The matchup on the sidelines between Wisconsin head coach Gary Andersen and Ohio State signal caller, Urban Meyer, is a very intriguing one.
Both high-level coaches have had success on every rung of the coaching ladder.
Both have reached what they say is the pinnacle of their careers, so far.
Both very solid on the recruiting trail. Both very good motivators. Both with very deep football roots.
Some of those, even crossed one another while on board in Utah.
When Meyer was the head coach in Utah in 2004, Andersen was his defensive line coach. And also part of a staff which Meyer said was as close to perfect harmony as he’s ever had.
Andersen alluded to that stage of his career when looking ahead to their battle last year, in Columbus.
“It wouldn’t matter if we were coaching 8 year olds in little league or we’re coaching at the highest level, which we are now, a lot of our core beliefs would not change,” Andersen said, of him and Meyer. “I will say this. I think we both have an extreme passion, which is probably one of the one of our nemesises that we both have is we’re maybe a little too passionate at times for what we do. I think we both learned that through the years.”
But who has the edge this weekend?
Ohio State definitely has more on the line this weekend – being the only Big Ten team still in the running for the final four inside the College Football Playoff format.
Wisconsin is hoping to be part of the BCS party – getting a bowl berth in one of the biggest events of the year – The Rose Bowl.
All this aside, the coaching battle is a fun one.
The two have locked horns just once since both made their debuts at their current respective colleges.
Urban got the best of Wisconsin last season, beating UW 31-24 as Ohio State stood strong at No. 4 in the country.
That game saw two Badgers post career days.
Senior WR Jared Abbrederis had a career-high 207 receiving yards, his eighth career 100-yard receiving game and his second at Ohio Stadium (113 yards in 2011), making him the first UW player with two 100-yard receiving games vs. OSU. It’s the first 200-yard receiving performance by a UW player since Lee Evans had a school-record 258 yards vs. Michigan State on Nov. 15, 2003.
Then sophomore QB Joel Stave completed 20 of 34 passes for a career-high 295 passing yards, the most by a Badgers QB since Russell Wilson threw for 296 yards in the 2012 Rose Bowl vs. Stanford.
Meyer has always been about scoring points.
Andersen, about defense and stability.
With the best offensive player gone from the mix on Ohio State’s side, and Melvin Gordon staring his defense right in the face, is it safe to say Ohio State must take a defensive approach if they want to be Wisconsin?
Andersen touched on a couple of those topics, last year.
“I spent one whole year with him coaching wise, and I was on the defensive side, and we never lost.

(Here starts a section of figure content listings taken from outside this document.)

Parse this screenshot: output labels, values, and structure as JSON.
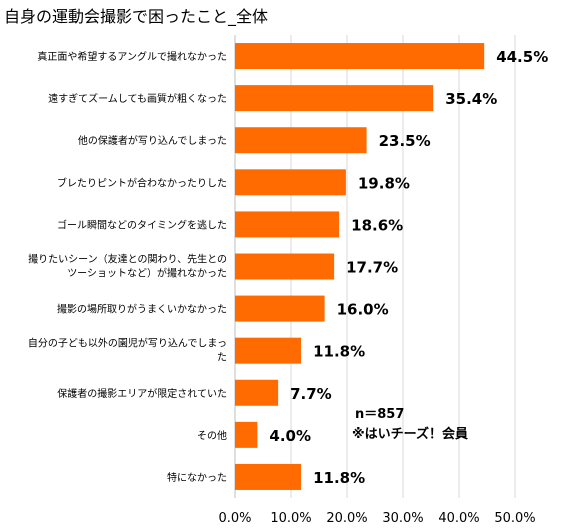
{
  "chart_data": {
    "type": "bar",
    "orientation": "horizontal",
    "title": "自身の運動会撮影で困ったこと_全体",
    "categories": [
      "真正面や希望するアングルで撮れなかった",
      "遠すぎてズームしても画質が粗くなった",
      "他の保護者が写り込んでしまった",
      "ブレたりピントが合わなかったりした",
      "ゴール瞬間などのタイミングを逃した",
      [
        "撮りたいシーン（友達との関わり、先生との",
        "ツーショットなど）が撮れなかった"
      ],
      "撮影の場所取りがうまくいかなかった",
      [
        "自分の子ども以外の園児が写り込んでしまっ",
        "た"
      ],
      "保護者の撮影エリアが限定されていた",
      "その他",
      "特になかった"
    ],
    "values": [
      44.5,
      35.4,
      23.5,
      19.8,
      18.6,
      17.7,
      16.0,
      11.8,
      7.7,
      4.0,
      11.8
    ],
    "value_labels": [
      "44.5%",
      "35.4%",
      "23.5%",
      "19.8%",
      "18.6%",
      "17.7%",
      "16.0%",
      "11.8%",
      "7.7%",
      "4.0%",
      "11.8%"
    ],
    "xlim": [
      0,
      50
    ],
    "x_ticks": [
      "0.0%",
      "10.0%",
      "20.0%",
      "30.0%",
      "40.0%",
      "50.0%"
    ],
    "grid": true,
    "bar_color": "#ff6b00",
    "annotations": [
      "n＝857",
      "※はいチーズ！会員"
    ]
  }
}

So he probably came in the defensive room five times. So it makes it easy,” he said. “When it came to recruiting and everything else, he was always on the offensive side of the ball.”
“I think we both care about kids. I think we both — because we do care about kids, and it drives — I know it drives him, and it’s the number one thing that drives me.”
And the similarities of each continues to shine through it all, making them both hard to root against.
“I would also say this, that as we move through the years of coaching, that I like to think I’m a family man, and I do my best to take care of my kids. I know that Urban is no different there,” Andersen said. “He prides himself on his family and making sure that they’re well taken care of and giving them the best opportunities to succeed.”
“So we’re similar in that way. I’m sure there’s other ways we’re very different. That would be some.”
We’ll talk. We won’t talk this week, I can guarantee you that much. It’s about the kids, and it always will be. I’m sure he would say the exact same thing. Much of our belief is always about the kids first, and he believes in putting them first. I do too.”